Now after 10 years in the industry, she has realised she prefers the more human side of the workplace and is on her way to being a university lecturer.
“It’s more about making sure the students don’t blow themselves up for a living!”
Ms Young’s recent bursary offered by Graduate Women Victoria is now paying for part of her Masters of Education, which she hopes will lead to lecturing tertiary maths and chemistry subjects.
Her five years apiece in the water and power industries came to an end when Ms Young approached one of her lecturers Jo-ann Larkins from Federation University Australia and asked if there was the possibility she could teach.
“I kind of liked the people but overall I wasn’t thrilled with industry, so that human interaction is certainly a big thing I’m really enjoying about the career change,” she said.
While she’s completing her masters, Ms Young is also a chemistry lab demonstrator and a basic maths tutor for first year undergraduate students.
Ms Young toyed with the idea of becoming an educator when she was in year 12, however when she looked around her physics classroom she backed away from the idea.
“I then put up with engineers for 10 years, so you know, 18 year-old boys are nothing,” Ms Young joked.
She now wants to reassure other young women who might be interested in working in science, it is okay to chop and change career paths.
Ms Young doesn’t deny the male-dominated workplace culture in industry was a challenge, but hopes other women can “just give it a go” if that’s what they’re interested in.
“Not everyone is built for industry, not everyone is built for teaching, not everyone is built to sit behind a desk for eight hours a day – it would personally drive me absolutely batty,” she said.
“And industry is changing.
“Circumstances are changing and they’re recognising now that it’s more valuable to business overall to have women in there, in and around industry.”

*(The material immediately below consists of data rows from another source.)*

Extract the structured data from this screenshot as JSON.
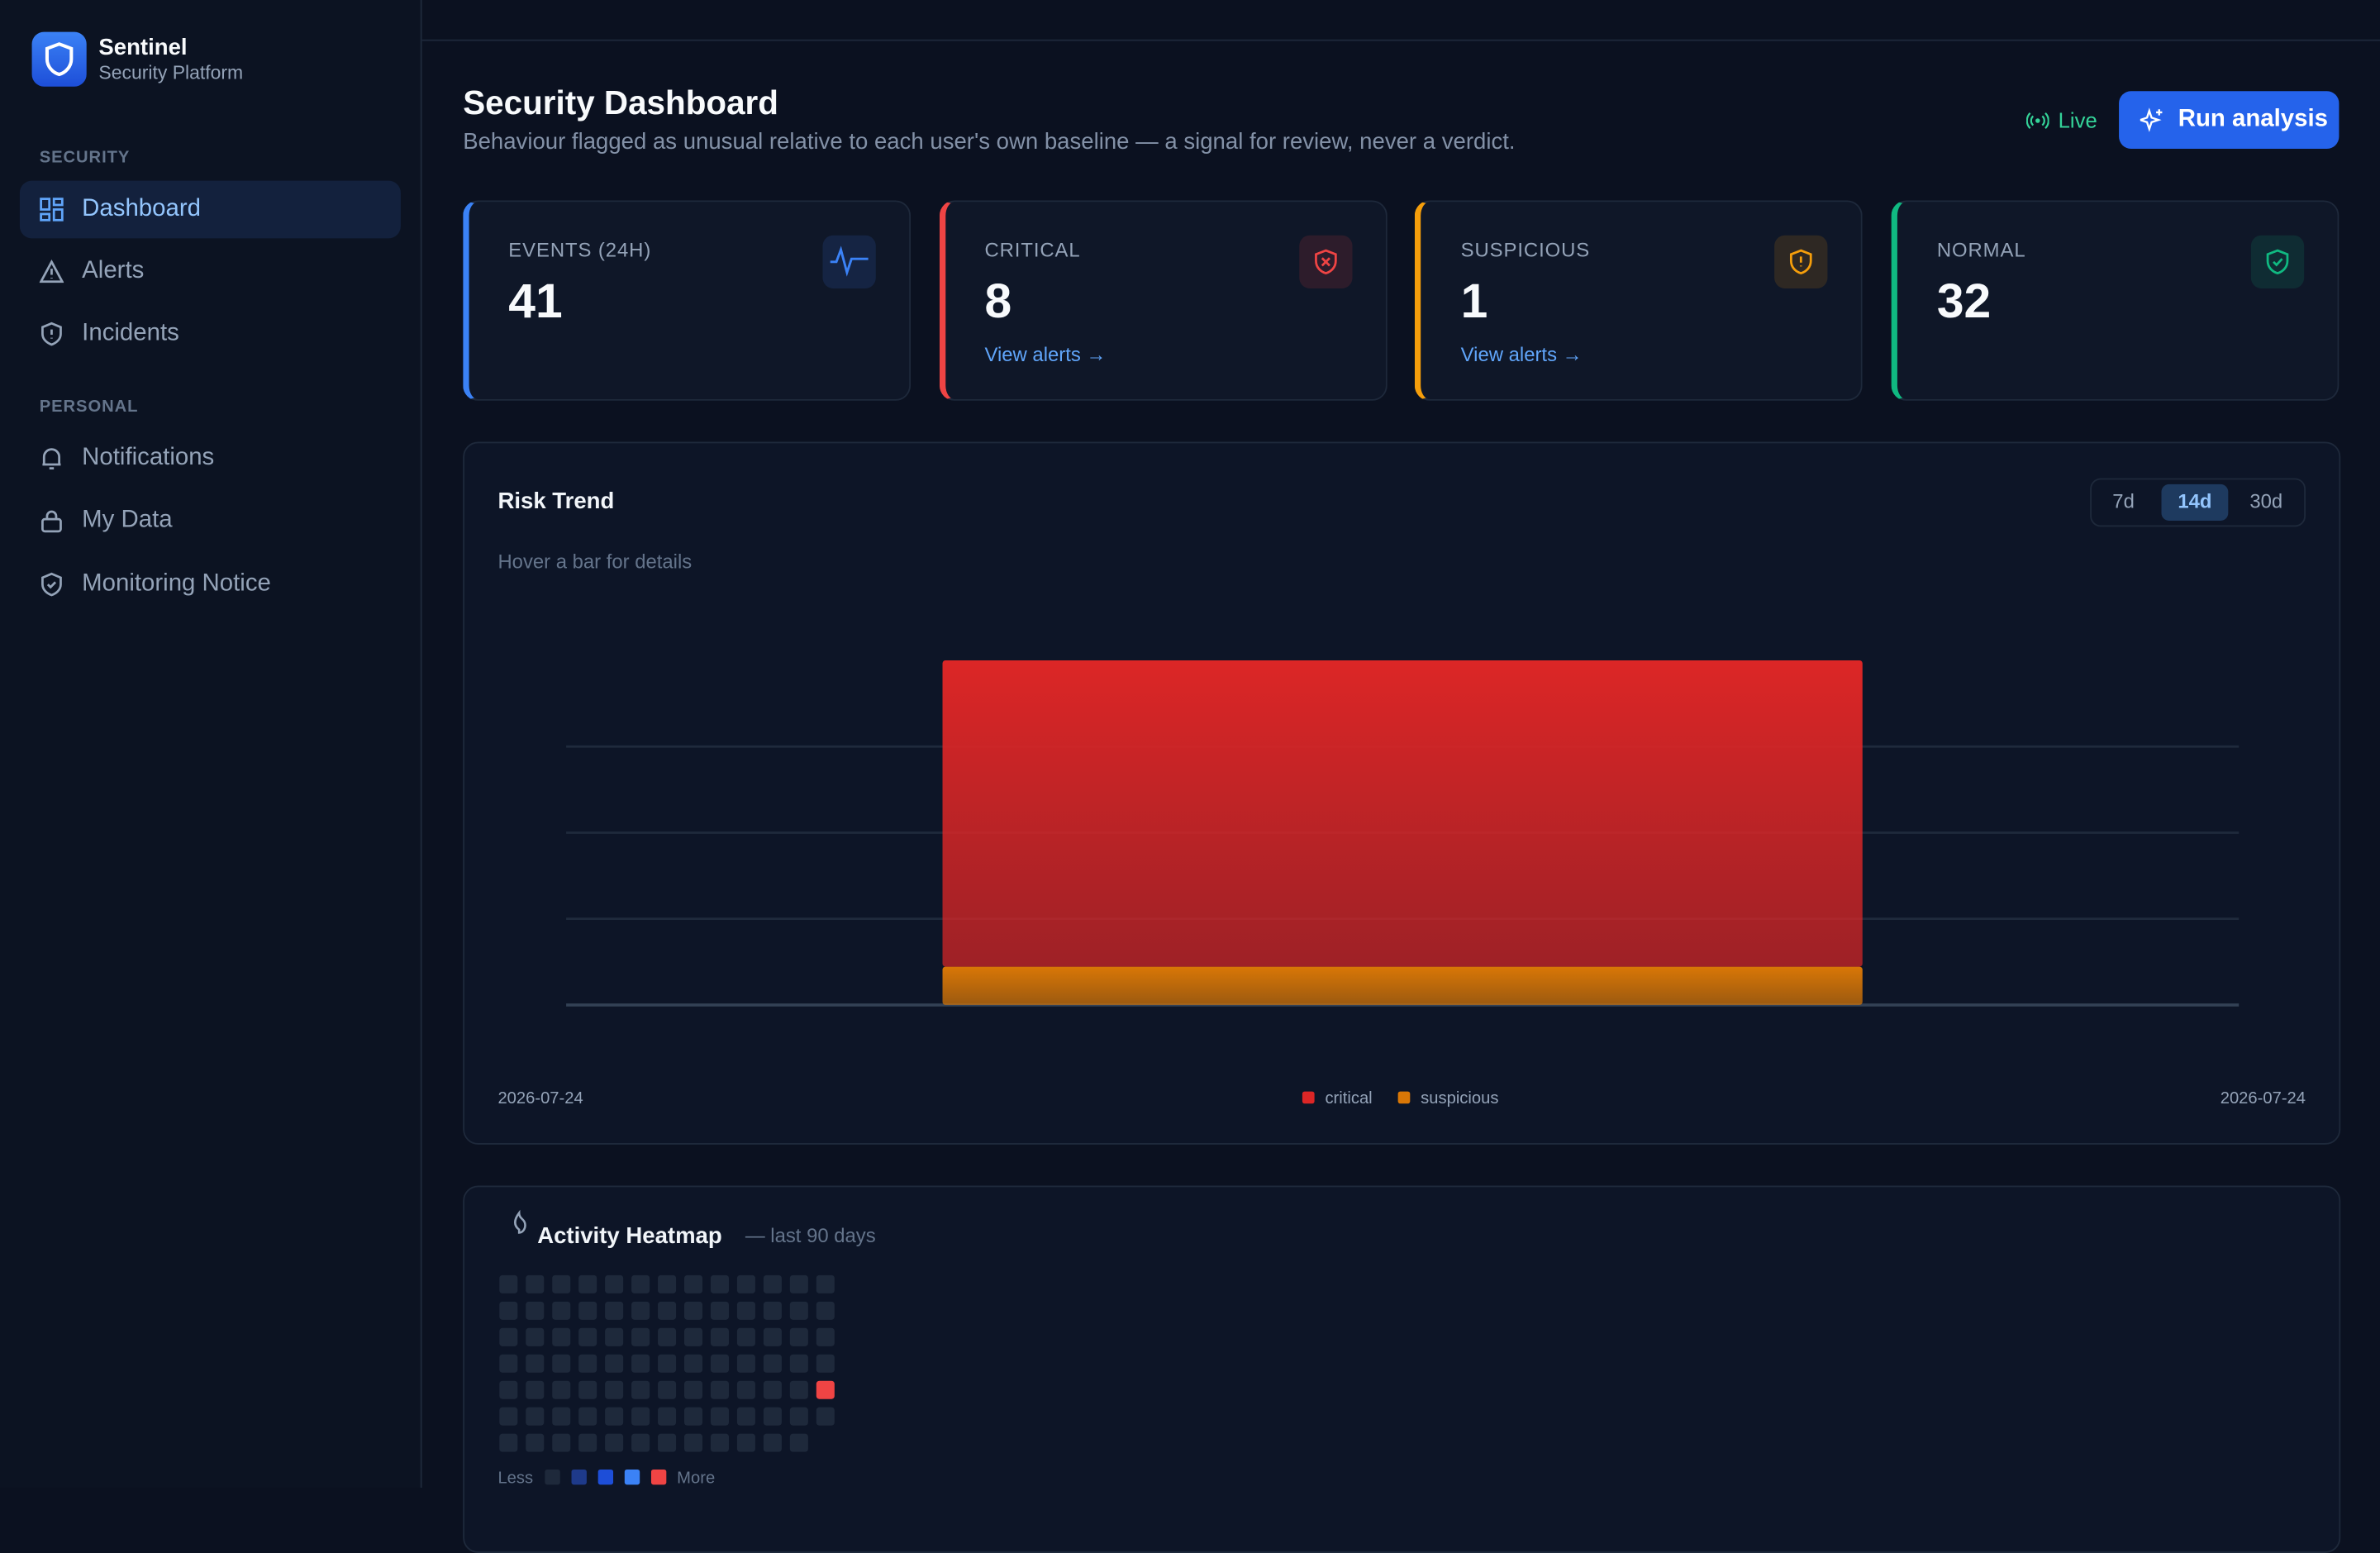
{
  "sidebar": {
    "brand": "Sentinel",
    "tagline": "Security Platform",
    "sections": [
      {
        "heading": "SECURITY",
        "items": [
          "Dashboard",
          "Alerts",
          "Incidents"
        ]
      },
      {
        "heading": "PERSONAL",
        "items": [
          "Notifications",
          "My Data",
          "Monitoring Notice"
        ]
      }
    ]
  },
  "header": {
    "title": "Security Dashboard",
    "subtitle": "Behaviour flagged as unusual relative to each user's own baseline — a signal for review, never a verdict.",
    "status": "Live",
    "button": "Run analysis"
  },
  "cards": [
    {
      "label": "EVENTS (24H)",
      "value": 41,
      "color": "#3b82f6"
    },
    {
      "label": "CRITICAL",
      "value": 8,
      "link": "View alerts →",
      "color": "#ef4444"
    },
    {
      "label": "SUSPICIOUS",
      "value": 1,
      "link": "View alerts →",
      "color": "#f59e0b"
    },
    {
      "label": "NORMAL",
      "value": 32,
      "color": "#10b981"
    }
  ],
  "chart_data": [
    {
      "type": "bar",
      "title": "Risk Trend",
      "subtitle": "Hover a bar for details",
      "ranges": [
        "7d",
        "14d",
        "30d"
      ],
      "active_range": "14d",
      "categories": [
        "2026-07-24"
      ],
      "stacked": true,
      "series": [
        {
          "name": "suspicious",
          "color": "#d97706",
          "values": [
            1
          ]
        },
        {
          "name": "critical",
          "color": "#dc2626",
          "values": [
            8
          ]
        }
      ],
      "ylim": [
        0,
        9
      ],
      "yticks": [
        0,
        2.25,
        4.5,
        6.75
      ],
      "grid": true
    },
    {
      "type": "heatmap",
      "title": "Activity Heatmap",
      "subtitle": "— last 90 days",
      "rows": 7,
      "values": [
        0,
        0,
        0,
        0,
        0,
        0,
        0,
        0,
        0,
        0,
        0,
        0,
        0,
        0,
        0,
        0,
        0,
        0,
        0,
        0,
        0,
        0,
        0,
        0,
        0,
        0,
        0,
        0,
        0,
        0,
        0,
        0,
        0,
        0,
        0,
        0,
        0,
        0,
        0,
        0,
        0,
        0,
        0,
        0,
        0,
        0,
        0,
        0,
        0,
        0,
        0,
        0,
        0,
        0,
        0,
        0,
        0,
        0,
        0,
        0,
        0,
        0,
        0,
        0,
        0,
        0,
        0,
        0,
        0,
        0,
        0,
        0,
        0,
        0,
        0,
        0,
        0,
        0,
        0,
        0,
        0,
        0,
        0,
        0,
        0,
        0,
        0,
        0,
        41,
        0
      ],
      "colors": [
        "#1e293b",
        "#1e3a8a",
        "#1d4ed8",
        "#3b82f6",
        "#ef4444"
      ],
      "legend_low": "Less",
      "legend_high": "More"
    }
  ]
}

Ms Young said it was harder, however, for women to find their place in science, maths and engineering careers.
“That’s not going to be their fault, but they shouldn’t let that put them off.”
Ms Young also hoped through education she could help dispel the stigma that women should keep to biology over chemistry and physics, and relieve some of the “anxiety and fear” surrounding maths.
“Once you sit down and work it through with (students) they realise it’s not as scary as they think it is,” she said.
“It’s really satisfying, seeing them going, ‘hey, I can do this, hey, it’s actually easy’, maybe even ‘hey, I enjoy this’.
“I’d settle for ‘hey, I’m not scared of it anymore’.”